Mamaluk dismissed the claims of discrimination, saying policing is necessary and welcomed in communities of color.
“While others may pontificate from the sterilized environment of an office, the Adams administration is on the ground, listening to communities,” Mamaluk wrote. “And what we hear — again and again — is that people want more police and safer streets, not less. That’s especially true in Black and Brown communities, and we remain laser-focused on meeting their needs.”
The report also alleges the city’s public housing system, NYCHA, is home to 41% of the city’s surveillance cameras, which the researchers say is evidence that the city discriminates against low-income communities and communities of color through surveillance.

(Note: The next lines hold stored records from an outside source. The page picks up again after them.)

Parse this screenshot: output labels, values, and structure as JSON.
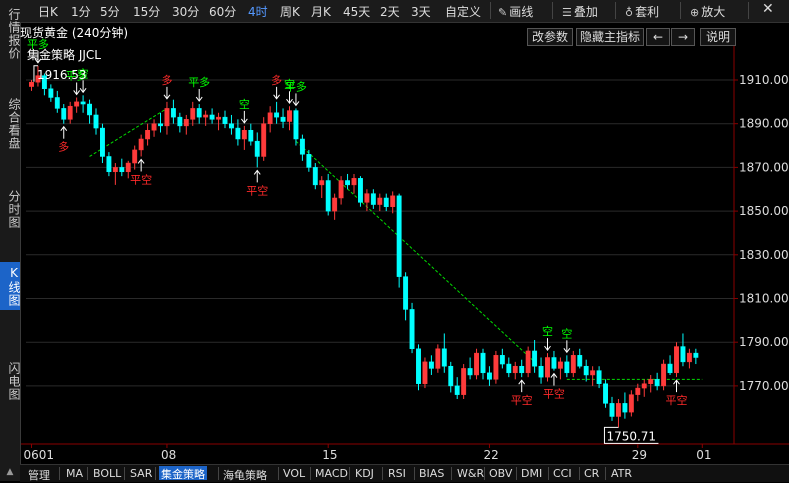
{
  "sidebar": {
    "tabs": [
      {
        "label": "行情报价",
        "active": false
      },
      {
        "label": "综合看盘",
        "active": false
      },
      {
        "label": "分时图",
        "active": false
      },
      {
        "label": "K线图",
        "active": true
      },
      {
        "label": "闪电图",
        "active": false
      }
    ]
  },
  "toolbar": {
    "periods": [
      "日K",
      "1分",
      "5分",
      "15分",
      "30分",
      "60分",
      "4时",
      "周K",
      "月K",
      "45天",
      "2天",
      "3天",
      "自定义"
    ],
    "active_period": "4时",
    "draw_label": "画线",
    "overlay_label": "叠加",
    "arbitrage_label": "套利",
    "zoom_label": "放大",
    "draw_icon": "pen-icon",
    "overlay_icon": "layers-icon",
    "arbitrage_icon": "bag-icon",
    "zoom_icon": "magnifier-icon"
  },
  "header": {
    "title": "现货黄金 (240分钟)",
    "strategy": "集金策略 JJCL",
    "buttons": {
      "params": "改参数",
      "hide_main": "隐藏主指标",
      "prev": "←",
      "next": "→",
      "help": "说明"
    }
  },
  "indicators": {
    "tabs": [
      "管理",
      "MA",
      "BOLL",
      "SAR",
      "集金策略",
      "海龟策略",
      "VOL",
      "MACD",
      "KDJ",
      "RSI",
      "BIAS",
      "W&R",
      "OBV",
      "DMI",
      "CCI",
      "CR",
      "ATR"
    ],
    "active": "集金策略"
  },
  "colors": {
    "up": "#ff3b3b",
    "down": "#00ffff",
    "signal_green": "#00ff00",
    "signal_red": "#ff2a2a",
    "axis": "#8a0000",
    "accent": "#1c64c8"
  },
  "chart_data": {
    "type": "candlestick",
    "price_axis": {
      "ticks": [
        1910,
        1890,
        1870,
        1850,
        1830,
        1810,
        1790,
        1770
      ],
      "tick_labels": [
        "1910.00",
        "1890.00",
        "1870.00",
        "1850.00",
        "1830.00",
        "1810.00",
        "1790.00",
        "1770.00"
      ]
    },
    "date_labels": [
      "0601",
      "08",
      "15",
      "22",
      "29",
      "01"
    ],
    "date_label_candle_index": [
      0,
      21,
      46,
      71,
      94,
      104
    ],
    "max_label": "1916.53",
    "min_label": "1750.71",
    "candles": [
      [
        1907,
        1910,
        1905,
        1909
      ],
      [
        1909,
        1916.5,
        1907,
        1912
      ],
      [
        1912,
        1913,
        1903,
        1906
      ],
      [
        1906,
        1908,
        1900,
        1902
      ],
      [
        1902,
        1905,
        1895,
        1897
      ],
      [
        1897,
        1899,
        1890,
        1892
      ],
      [
        1892,
        1900,
        1890,
        1898
      ],
      [
        1898,
        1902,
        1895,
        1900
      ],
      [
        1900,
        1903,
        1895,
        1899
      ],
      [
        1899,
        1901,
        1890,
        1894
      ],
      [
        1894,
        1897,
        1885,
        1888
      ],
      [
        1888,
        1890,
        1872,
        1875
      ],
      [
        1875,
        1877,
        1866,
        1868
      ],
      [
        1868,
        1872,
        1862,
        1870
      ],
      [
        1870,
        1874,
        1866,
        1868
      ],
      [
        1868,
        1873,
        1865,
        1872
      ],
      [
        1872,
        1880,
        1869,
        1878
      ],
      [
        1878,
        1885,
        1875,
        1883
      ],
      [
        1883,
        1890,
        1880,
        1887
      ],
      [
        1887,
        1892,
        1884,
        1890
      ],
      [
        1890,
        1895,
        1886,
        1889
      ],
      [
        1889,
        1900,
        1885,
        1897
      ],
      [
        1897,
        1901,
        1890,
        1893
      ],
      [
        1893,
        1895,
        1886,
        1889
      ],
      [
        1889,
        1894,
        1885,
        1892
      ],
      [
        1892,
        1900,
        1889,
        1897
      ],
      [
        1897,
        1899,
        1890,
        1893
      ],
      [
        1893,
        1896,
        1889,
        1894
      ],
      [
        1894,
        1897,
        1890,
        1892
      ],
      [
        1892,
        1895,
        1887,
        1893
      ],
      [
        1893,
        1896,
        1888,
        1890
      ],
      [
        1890,
        1894,
        1885,
        1888
      ],
      [
        1888,
        1892,
        1880,
        1883
      ],
      [
        1883,
        1889,
        1878,
        1887
      ],
      [
        1887,
        1890,
        1880,
        1882
      ],
      [
        1882,
        1886,
        1870,
        1875
      ],
      [
        1875,
        1893,
        1873,
        1890
      ],
      [
        1890,
        1898,
        1886,
        1895
      ],
      [
        1895,
        1900,
        1890,
        1893
      ],
      [
        1893,
        1897,
        1888,
        1891
      ],
      [
        1891,
        1898,
        1887,
        1896
      ],
      [
        1896,
        1897,
        1880,
        1883
      ],
      [
        1883,
        1885,
        1873,
        1876
      ],
      [
        1876,
        1878,
        1868,
        1870
      ],
      [
        1870,
        1872,
        1860,
        1862
      ],
      [
        1862,
        1866,
        1856,
        1864
      ],
      [
        1864,
        1867,
        1848,
        1850
      ],
      [
        1850,
        1858,
        1846,
        1856
      ],
      [
        1856,
        1866,
        1853,
        1864
      ],
      [
        1864,
        1867,
        1860,
        1862
      ],
      [
        1862,
        1867,
        1858,
        1865
      ],
      [
        1865,
        1866,
        1852,
        1854
      ],
      [
        1854,
        1860,
        1850,
        1858
      ],
      [
        1858,
        1860,
        1851,
        1853
      ],
      [
        1853,
        1858,
        1850,
        1856
      ],
      [
        1856,
        1858,
        1850,
        1852
      ],
      [
        1852,
        1859,
        1849,
        1857
      ],
      [
        1857,
        1858,
        1815,
        1820
      ],
      [
        1820,
        1822,
        1800,
        1805
      ],
      [
        1805,
        1808,
        1785,
        1787
      ],
      [
        1787,
        1789,
        1768,
        1771
      ],
      [
        1771,
        1783,
        1769,
        1781
      ],
      [
        1781,
        1784,
        1775,
        1778
      ],
      [
        1778,
        1789,
        1776,
        1787
      ],
      [
        1787,
        1794,
        1776,
        1779
      ],
      [
        1779,
        1781,
        1767,
        1770
      ],
      [
        1770,
        1774,
        1764,
        1766
      ],
      [
        1766,
        1780,
        1764,
        1778
      ],
      [
        1778,
        1783,
        1773,
        1775
      ],
      [
        1775,
        1787,
        1773,
        1785
      ],
      [
        1785,
        1787,
        1773,
        1776
      ],
      [
        1776,
        1779,
        1770,
        1773
      ],
      [
        1773,
        1786,
        1771,
        1784
      ],
      [
        1784,
        1787,
        1778,
        1780
      ],
      [
        1780,
        1783,
        1774,
        1776
      ],
      [
        1776,
        1781,
        1773,
        1779
      ],
      [
        1779,
        1782,
        1774,
        1776
      ],
      [
        1776,
        1788,
        1774,
        1786
      ],
      [
        1786,
        1791,
        1776,
        1779
      ],
      [
        1779,
        1783,
        1771,
        1774
      ],
      [
        1774,
        1785,
        1772,
        1783
      ],
      [
        1783,
        1786,
        1777,
        1778
      ],
      [
        1778,
        1783,
        1773,
        1781
      ],
      [
        1781,
        1784,
        1774,
        1776
      ],
      [
        1776,
        1786,
        1774,
        1784
      ],
      [
        1784,
        1787,
        1778,
        1779
      ],
      [
        1779,
        1782,
        1772,
        1775
      ],
      [
        1775,
        1779,
        1770,
        1777
      ],
      [
        1777,
        1779,
        1769,
        1771
      ],
      [
        1771,
        1773,
        1760,
        1762
      ],
      [
        1762,
        1765,
        1754,
        1756
      ],
      [
        1756,
        1764,
        1751,
        1762
      ],
      [
        1762,
        1767,
        1755,
        1758
      ],
      [
        1758,
        1768,
        1756,
        1766
      ],
      [
        1766,
        1771,
        1763,
        1769
      ],
      [
        1769,
        1773,
        1765,
        1771
      ],
      [
        1771,
        1775,
        1767,
        1773
      ],
      [
        1773,
        1776,
        1768,
        1770
      ],
      [
        1770,
        1782,
        1768,
        1780
      ],
      [
        1780,
        1784,
        1775,
        1776
      ],
      [
        1776,
        1790,
        1774,
        1788
      ],
      [
        1788,
        1794,
        1779,
        1781
      ],
      [
        1781,
        1787,
        1778,
        1785
      ],
      [
        1785,
        1787,
        1780,
        1783
      ]
    ],
    "signals": [
      {
        "i": 1,
        "type": "平多",
        "side": "top"
      },
      {
        "i": 5,
        "type": "多",
        "side": "bottom"
      },
      {
        "i": 7,
        "type": "平多",
        "side": "top"
      },
      {
        "i": 8,
        "type": "空",
        "side": "top"
      },
      {
        "i": 17,
        "type": "平空",
        "side": "bottom"
      },
      {
        "i": 21,
        "type": "多",
        "side": "top"
      },
      {
        "i": 26,
        "type": "平多",
        "side": "top"
      },
      {
        "i": 33,
        "type": "空",
        "side": "top"
      },
      {
        "i": 35,
        "type": "平空",
        "side": "bottom"
      },
      {
        "i": 38,
        "type": "多",
        "side": "top"
      },
      {
        "i": 41,
        "type": "平多",
        "side": "top"
      },
      {
        "i": 40,
        "type": "空",
        "side": "top"
      },
      {
        "i": 76,
        "type": "平空",
        "side": "bottom"
      },
      {
        "i": 80,
        "type": "空",
        "side": "top"
      },
      {
        "i": 81,
        "type": "平空",
        "side": "bottom"
      },
      {
        "i": 83,
        "type": "空",
        "side": "top"
      },
      {
        "i": 100,
        "type": "平空",
        "side": "bottom"
      }
    ],
    "trend_lines": [
      {
        "from": [
          9,
          1875
        ],
        "to": [
          21,
          1897
        ],
        "color": "green"
      },
      {
        "from": [
          41,
          1882
        ],
        "to": [
          78,
          1781
        ],
        "color": "green"
      },
      {
        "from": [
          83,
          1773
        ],
        "to": [
          104,
          1773
        ],
        "color": "green"
      }
    ]
  }
}
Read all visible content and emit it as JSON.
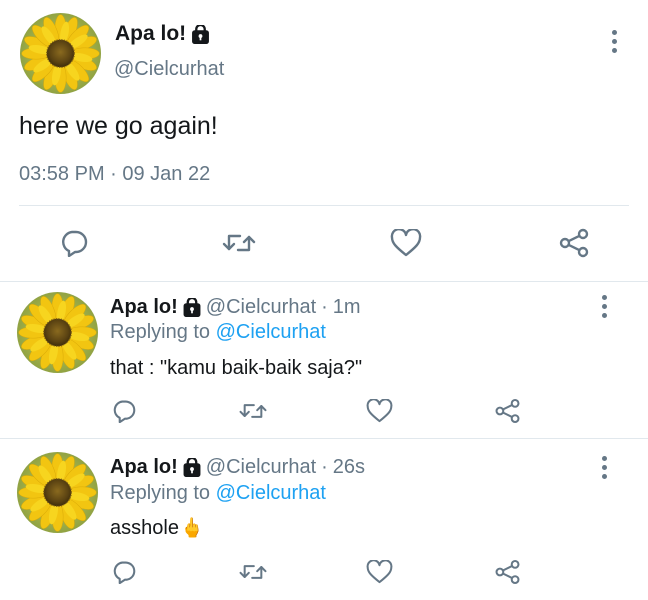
{
  "colors": {
    "text": "#14171a",
    "muted": "#657786",
    "link": "#1da1f2",
    "divider": "#e1e8ed"
  },
  "main_tweet": {
    "display_name": "Apa lo!",
    "handle": "@Cielcurhat",
    "text": "here we go again!",
    "timestamp": "03:58 PM · 09 Jan 22",
    "actions": [
      "reply-icon",
      "retweet-icon",
      "like-icon",
      "share-icon"
    ]
  },
  "replies": [
    {
      "display_name": "Apa lo!",
      "handle": "@Cielcurhat",
      "separator": "·",
      "time": "1m",
      "replying_prefix": "Replying to",
      "replying_to": "@Cielcurhat",
      "text": "that : \"kamu baik-baik saja?\"",
      "emoji": ""
    },
    {
      "display_name": "Apa lo!",
      "handle": "@Cielcurhat",
      "separator": "·",
      "time": "26s",
      "replying_prefix": "Replying to",
      "replying_to": "@Cielcurhat",
      "text": "asshole",
      "emoji": "🖕"
    }
  ]
}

Michael Horgan, NYCHA press secretary, defended the agency and criticized STOP’s research practices.
“This Canada-based research group never contacted NYCHA for facts or data about security cameras at our developments,” Horgan wrote to amNewYork. “NYCHA takes the safety and security of our public housing residents very seriously and claims that the Authority uses its security cameras for unwarranted surveillance are false.”
The report received funding from Canada’s Social Sciences and Humanities Research Council, but the research was conducted in New York with researchers from Morgan State University in Maryland and Dalhousie University in Nova Scotia, Canada.
The handbook broadly suggests greater oversight and transparency across all city agencies, noting that New York’s landmark surveillance law, the POST Act, only applies to the NYPD.
Manis said the handbook aims to invite urban planners to help redesign New York and join STOP’s coalition against unfettered surveillance.
“City planners are in a position to design for resident safety instead of facilitating surveillance and overpolicing,” Manis said. “This is a resource to put what anti-surveillance activists know at planners’ easy disposal.”
“This is an invitation for urban planners to join the coalition,” Manis added.